In a kernel that takes 40.2 milliseconds its taking 37 milliseconds when using the stack instead of constant memory. In this particular application we are squeezing every last drop of speed we can find I just would have thought the broadcast nature of constant memory would have been a huge improvement over the stack which is cached on L1.
Reading your blog post leads me to believe I misunderstood the nature of constant memory and don’t understand what the Best Practices guide means when it says “If all threads of a warp access the same location, then constant memory can be as fast as a register access.”.
The constant cache is able to broadcast data to all threads in a warp. If access to the constant cache is uniform, that is, all threads in the warp access the same location, this access is about as fast as register access, as the Best Practices guide correctly points out. Kernel arguments are typically accessed in uniform fashion. If the access to the constant cache is not uniform, the code will still work, but there is serialization in that there are as many consecutive accesses to the constant cache as there are different addresses used across the warp.
__global__ void kernel()
//millions of indices to be called
int index = blockIdx.x * blockDim.x + threadIdx.x;
//The part I am concerned about
double ia = index/a;
double ib = index/b;
double ic = index/c;
double id = index/d;
double ie = index/e;
if(index < ...)
//do more stuff
Is it possible the threads can get slightly out of sync and thus end up serializing a read to a, b, c, d, or e? (Like for example, one of the threads reads e before another thread reads d).

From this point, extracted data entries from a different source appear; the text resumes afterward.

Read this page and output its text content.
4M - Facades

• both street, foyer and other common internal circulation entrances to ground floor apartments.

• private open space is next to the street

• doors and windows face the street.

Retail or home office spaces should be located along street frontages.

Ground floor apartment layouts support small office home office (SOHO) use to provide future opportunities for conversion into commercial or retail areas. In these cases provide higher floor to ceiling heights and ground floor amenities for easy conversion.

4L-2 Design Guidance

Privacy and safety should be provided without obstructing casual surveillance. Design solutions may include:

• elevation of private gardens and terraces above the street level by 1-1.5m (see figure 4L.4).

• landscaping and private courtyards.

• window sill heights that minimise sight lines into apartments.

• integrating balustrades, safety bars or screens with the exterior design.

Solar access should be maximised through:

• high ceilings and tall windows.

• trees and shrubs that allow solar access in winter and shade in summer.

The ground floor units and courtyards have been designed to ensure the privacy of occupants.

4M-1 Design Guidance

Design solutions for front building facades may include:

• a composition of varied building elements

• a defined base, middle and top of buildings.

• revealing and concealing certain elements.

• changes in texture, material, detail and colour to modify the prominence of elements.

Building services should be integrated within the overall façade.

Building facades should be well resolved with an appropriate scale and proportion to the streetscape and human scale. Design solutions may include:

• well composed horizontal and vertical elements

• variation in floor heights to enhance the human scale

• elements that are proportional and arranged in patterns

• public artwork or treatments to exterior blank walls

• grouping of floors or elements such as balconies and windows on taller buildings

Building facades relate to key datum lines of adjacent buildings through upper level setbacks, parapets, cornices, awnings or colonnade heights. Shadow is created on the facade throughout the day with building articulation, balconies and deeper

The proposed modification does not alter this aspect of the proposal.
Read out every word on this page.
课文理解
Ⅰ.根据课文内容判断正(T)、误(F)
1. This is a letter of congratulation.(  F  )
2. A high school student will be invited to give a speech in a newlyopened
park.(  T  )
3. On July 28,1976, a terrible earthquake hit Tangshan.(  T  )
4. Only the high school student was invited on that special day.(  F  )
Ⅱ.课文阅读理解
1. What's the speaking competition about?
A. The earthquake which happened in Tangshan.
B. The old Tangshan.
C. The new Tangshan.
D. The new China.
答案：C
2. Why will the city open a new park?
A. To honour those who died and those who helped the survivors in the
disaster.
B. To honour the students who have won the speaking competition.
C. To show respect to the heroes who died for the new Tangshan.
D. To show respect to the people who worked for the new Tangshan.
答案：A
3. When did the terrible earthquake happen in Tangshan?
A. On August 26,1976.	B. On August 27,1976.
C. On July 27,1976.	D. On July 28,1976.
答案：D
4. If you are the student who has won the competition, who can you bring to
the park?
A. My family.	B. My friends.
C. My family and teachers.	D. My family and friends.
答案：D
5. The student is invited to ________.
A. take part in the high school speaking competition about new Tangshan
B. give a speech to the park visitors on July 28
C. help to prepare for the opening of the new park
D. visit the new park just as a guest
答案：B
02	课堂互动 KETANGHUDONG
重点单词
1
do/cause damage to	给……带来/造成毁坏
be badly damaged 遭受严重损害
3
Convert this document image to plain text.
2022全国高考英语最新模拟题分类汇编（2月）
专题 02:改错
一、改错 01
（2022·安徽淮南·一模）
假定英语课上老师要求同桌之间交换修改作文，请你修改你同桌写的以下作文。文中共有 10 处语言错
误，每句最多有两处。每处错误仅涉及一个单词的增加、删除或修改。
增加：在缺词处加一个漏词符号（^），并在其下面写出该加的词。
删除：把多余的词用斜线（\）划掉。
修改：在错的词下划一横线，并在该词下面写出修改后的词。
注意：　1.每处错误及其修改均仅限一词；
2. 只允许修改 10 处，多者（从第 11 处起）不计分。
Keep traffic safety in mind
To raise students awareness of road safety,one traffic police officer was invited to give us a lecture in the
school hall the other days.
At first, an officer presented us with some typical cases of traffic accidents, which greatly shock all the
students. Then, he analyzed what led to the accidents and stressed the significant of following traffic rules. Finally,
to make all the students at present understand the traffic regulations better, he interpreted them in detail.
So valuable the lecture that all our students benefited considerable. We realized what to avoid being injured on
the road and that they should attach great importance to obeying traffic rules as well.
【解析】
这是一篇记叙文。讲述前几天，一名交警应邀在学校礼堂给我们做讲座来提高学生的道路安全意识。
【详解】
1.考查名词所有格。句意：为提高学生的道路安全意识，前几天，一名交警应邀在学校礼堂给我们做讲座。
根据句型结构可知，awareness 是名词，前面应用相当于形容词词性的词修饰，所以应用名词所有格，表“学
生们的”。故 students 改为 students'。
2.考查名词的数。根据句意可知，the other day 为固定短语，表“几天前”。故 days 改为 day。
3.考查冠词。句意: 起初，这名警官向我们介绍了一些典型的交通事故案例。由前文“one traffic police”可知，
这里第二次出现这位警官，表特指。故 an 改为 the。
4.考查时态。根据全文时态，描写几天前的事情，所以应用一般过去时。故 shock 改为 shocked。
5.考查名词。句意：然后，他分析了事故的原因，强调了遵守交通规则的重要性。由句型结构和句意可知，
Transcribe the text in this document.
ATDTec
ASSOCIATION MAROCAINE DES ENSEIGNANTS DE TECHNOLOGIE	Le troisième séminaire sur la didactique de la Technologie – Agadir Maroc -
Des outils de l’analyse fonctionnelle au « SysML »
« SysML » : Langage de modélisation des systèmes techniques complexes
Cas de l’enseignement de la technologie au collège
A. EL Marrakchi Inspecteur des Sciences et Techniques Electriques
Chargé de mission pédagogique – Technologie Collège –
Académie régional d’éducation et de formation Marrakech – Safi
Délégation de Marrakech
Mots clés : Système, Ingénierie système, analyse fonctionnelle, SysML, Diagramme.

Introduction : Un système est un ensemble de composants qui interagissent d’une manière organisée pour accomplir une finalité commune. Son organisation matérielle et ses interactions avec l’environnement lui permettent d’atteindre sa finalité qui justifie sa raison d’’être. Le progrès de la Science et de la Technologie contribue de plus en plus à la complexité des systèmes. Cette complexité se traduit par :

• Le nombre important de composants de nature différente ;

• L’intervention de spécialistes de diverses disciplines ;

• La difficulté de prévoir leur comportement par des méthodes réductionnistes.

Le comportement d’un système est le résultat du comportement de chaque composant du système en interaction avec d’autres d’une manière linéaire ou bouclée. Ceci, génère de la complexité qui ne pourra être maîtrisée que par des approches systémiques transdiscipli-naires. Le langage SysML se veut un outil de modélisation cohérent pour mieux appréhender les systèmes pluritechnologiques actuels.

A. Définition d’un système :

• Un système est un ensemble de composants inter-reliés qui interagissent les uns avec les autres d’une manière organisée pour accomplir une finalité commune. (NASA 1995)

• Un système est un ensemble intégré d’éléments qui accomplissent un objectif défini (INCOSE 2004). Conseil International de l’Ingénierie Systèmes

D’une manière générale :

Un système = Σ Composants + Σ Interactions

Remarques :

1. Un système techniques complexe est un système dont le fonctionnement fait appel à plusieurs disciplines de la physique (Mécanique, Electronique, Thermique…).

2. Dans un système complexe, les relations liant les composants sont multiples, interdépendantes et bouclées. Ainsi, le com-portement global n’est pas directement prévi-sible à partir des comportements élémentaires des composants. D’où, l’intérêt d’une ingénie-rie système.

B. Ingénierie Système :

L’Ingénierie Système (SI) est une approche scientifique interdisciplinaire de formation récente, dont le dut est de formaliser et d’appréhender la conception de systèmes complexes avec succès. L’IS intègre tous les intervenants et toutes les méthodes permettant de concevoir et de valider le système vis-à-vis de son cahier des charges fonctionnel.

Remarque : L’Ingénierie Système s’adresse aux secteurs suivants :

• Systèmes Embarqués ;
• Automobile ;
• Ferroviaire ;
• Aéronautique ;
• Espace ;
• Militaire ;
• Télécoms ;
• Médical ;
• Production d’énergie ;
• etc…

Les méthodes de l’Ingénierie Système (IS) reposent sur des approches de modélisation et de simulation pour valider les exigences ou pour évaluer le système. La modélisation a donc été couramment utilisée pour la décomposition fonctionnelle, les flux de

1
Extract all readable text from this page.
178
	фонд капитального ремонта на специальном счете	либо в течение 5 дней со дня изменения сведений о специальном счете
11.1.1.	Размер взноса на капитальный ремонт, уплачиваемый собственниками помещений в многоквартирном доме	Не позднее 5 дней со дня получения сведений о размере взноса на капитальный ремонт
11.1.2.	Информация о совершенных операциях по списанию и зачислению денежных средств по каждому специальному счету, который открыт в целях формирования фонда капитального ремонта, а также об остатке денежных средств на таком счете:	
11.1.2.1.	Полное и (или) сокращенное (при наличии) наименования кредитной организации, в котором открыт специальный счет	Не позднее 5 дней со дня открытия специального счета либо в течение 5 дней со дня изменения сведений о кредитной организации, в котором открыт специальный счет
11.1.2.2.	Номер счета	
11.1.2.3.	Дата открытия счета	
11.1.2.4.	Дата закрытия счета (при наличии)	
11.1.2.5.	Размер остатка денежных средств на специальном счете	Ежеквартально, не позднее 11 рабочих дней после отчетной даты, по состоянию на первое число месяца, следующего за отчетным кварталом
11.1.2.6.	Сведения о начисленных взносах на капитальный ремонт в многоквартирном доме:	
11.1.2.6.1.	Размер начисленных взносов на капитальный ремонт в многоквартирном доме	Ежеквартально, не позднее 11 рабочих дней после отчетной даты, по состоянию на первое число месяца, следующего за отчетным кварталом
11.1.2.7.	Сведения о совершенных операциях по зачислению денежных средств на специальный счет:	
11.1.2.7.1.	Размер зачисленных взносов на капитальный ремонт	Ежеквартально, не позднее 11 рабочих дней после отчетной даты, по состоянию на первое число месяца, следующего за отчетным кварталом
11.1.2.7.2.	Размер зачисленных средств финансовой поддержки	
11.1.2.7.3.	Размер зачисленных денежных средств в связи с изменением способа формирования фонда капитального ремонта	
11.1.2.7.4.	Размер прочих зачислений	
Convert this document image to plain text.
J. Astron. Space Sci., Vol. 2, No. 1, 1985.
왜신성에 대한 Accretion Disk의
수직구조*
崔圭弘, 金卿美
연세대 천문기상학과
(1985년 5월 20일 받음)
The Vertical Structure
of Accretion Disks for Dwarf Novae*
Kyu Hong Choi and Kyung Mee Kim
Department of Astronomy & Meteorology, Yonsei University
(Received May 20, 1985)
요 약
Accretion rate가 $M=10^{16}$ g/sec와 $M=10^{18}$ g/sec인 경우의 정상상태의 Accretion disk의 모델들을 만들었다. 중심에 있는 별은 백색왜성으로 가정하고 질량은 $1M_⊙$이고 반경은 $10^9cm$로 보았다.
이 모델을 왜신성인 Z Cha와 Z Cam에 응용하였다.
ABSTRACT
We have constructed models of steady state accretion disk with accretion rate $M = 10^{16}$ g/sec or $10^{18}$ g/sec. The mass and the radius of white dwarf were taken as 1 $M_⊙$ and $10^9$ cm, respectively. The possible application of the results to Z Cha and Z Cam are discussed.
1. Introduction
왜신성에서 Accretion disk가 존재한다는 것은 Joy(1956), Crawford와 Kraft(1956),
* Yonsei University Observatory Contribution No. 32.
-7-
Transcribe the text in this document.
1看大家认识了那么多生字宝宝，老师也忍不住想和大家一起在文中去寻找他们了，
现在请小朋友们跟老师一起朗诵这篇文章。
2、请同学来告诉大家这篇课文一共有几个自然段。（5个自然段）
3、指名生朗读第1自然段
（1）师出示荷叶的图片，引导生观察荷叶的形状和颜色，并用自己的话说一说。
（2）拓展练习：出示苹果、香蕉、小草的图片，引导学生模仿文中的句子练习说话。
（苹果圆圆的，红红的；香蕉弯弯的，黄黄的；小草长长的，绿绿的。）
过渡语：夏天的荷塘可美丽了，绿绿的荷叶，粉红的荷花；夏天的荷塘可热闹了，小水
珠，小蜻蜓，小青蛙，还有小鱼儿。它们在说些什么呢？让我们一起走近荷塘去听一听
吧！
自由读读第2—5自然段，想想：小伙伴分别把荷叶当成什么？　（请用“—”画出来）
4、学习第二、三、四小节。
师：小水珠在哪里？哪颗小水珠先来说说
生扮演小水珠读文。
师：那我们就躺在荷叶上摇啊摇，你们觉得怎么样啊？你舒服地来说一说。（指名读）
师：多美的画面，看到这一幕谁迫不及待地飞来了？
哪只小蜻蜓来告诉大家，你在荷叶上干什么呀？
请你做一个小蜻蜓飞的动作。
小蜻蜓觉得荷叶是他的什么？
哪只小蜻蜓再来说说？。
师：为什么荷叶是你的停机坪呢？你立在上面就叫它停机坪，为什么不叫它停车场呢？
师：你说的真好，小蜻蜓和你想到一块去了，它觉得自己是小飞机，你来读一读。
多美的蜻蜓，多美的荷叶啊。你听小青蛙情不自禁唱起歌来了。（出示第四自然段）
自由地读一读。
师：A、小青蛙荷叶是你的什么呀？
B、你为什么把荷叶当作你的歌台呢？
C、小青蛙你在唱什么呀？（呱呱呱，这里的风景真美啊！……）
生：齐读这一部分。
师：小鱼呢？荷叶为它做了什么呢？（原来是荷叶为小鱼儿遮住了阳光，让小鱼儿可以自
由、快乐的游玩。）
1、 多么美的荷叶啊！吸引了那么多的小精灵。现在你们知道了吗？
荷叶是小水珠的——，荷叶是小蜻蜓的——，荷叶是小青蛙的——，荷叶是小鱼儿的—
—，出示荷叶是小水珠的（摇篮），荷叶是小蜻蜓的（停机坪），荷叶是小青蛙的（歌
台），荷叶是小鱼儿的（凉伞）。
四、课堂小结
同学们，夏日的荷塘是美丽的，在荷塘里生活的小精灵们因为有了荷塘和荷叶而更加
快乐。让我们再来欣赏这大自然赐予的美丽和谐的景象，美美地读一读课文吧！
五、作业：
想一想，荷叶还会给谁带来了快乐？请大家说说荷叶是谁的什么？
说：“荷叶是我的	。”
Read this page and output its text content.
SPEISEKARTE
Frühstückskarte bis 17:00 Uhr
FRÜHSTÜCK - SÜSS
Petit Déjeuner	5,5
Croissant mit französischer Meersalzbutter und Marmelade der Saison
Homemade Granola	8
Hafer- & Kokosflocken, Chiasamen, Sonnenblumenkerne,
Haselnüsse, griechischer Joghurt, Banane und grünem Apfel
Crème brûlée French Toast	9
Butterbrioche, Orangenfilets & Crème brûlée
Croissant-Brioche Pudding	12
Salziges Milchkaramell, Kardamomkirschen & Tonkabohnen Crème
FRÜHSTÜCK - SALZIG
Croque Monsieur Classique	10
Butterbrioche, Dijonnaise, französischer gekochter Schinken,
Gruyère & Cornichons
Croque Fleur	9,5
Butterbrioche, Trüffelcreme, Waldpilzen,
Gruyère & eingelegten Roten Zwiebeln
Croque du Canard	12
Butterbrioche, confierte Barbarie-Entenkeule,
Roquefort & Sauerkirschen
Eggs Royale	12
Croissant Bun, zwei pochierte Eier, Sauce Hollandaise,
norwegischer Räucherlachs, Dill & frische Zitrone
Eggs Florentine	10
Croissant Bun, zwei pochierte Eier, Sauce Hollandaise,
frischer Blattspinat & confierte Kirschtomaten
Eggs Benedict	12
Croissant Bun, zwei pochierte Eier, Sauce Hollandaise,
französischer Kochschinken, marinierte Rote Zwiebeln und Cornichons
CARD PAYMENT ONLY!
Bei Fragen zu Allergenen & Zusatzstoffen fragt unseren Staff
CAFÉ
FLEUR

Constant cache accesses cause serialization if the access is not uniform across the threads in a warp. Threads in a warp execute in lockstep unless there is divergent control flow. The portion of the code that you marked as being the area of concern has uniform (thus, non-divergent) control flow, and the addresses for the constant cache accesses are not functions of the the thread index or other data. So the accesses to variables a,b,c,d,e are uniform.
Even if there were some serialization in constant cache accesses at this point in the kernel, it would likely be a minor or unmeasurable effect unless your kernel does next to nothing after this code block in which case it would likely be subject to other bottlenecks to overall performance such as launch latency, or memory bandwidth.
In general, it is a good idea to let the CUDA profiler guide optimization efforts to focus on the most important bottlenecks for each kernel. “Don’t sweat the small stuff”.
I was writing a kernel and had a lot of parameters at the input. Switched to constant memory and saw no difference in speed. Just much more readable code without the need to pass some parameters in every function.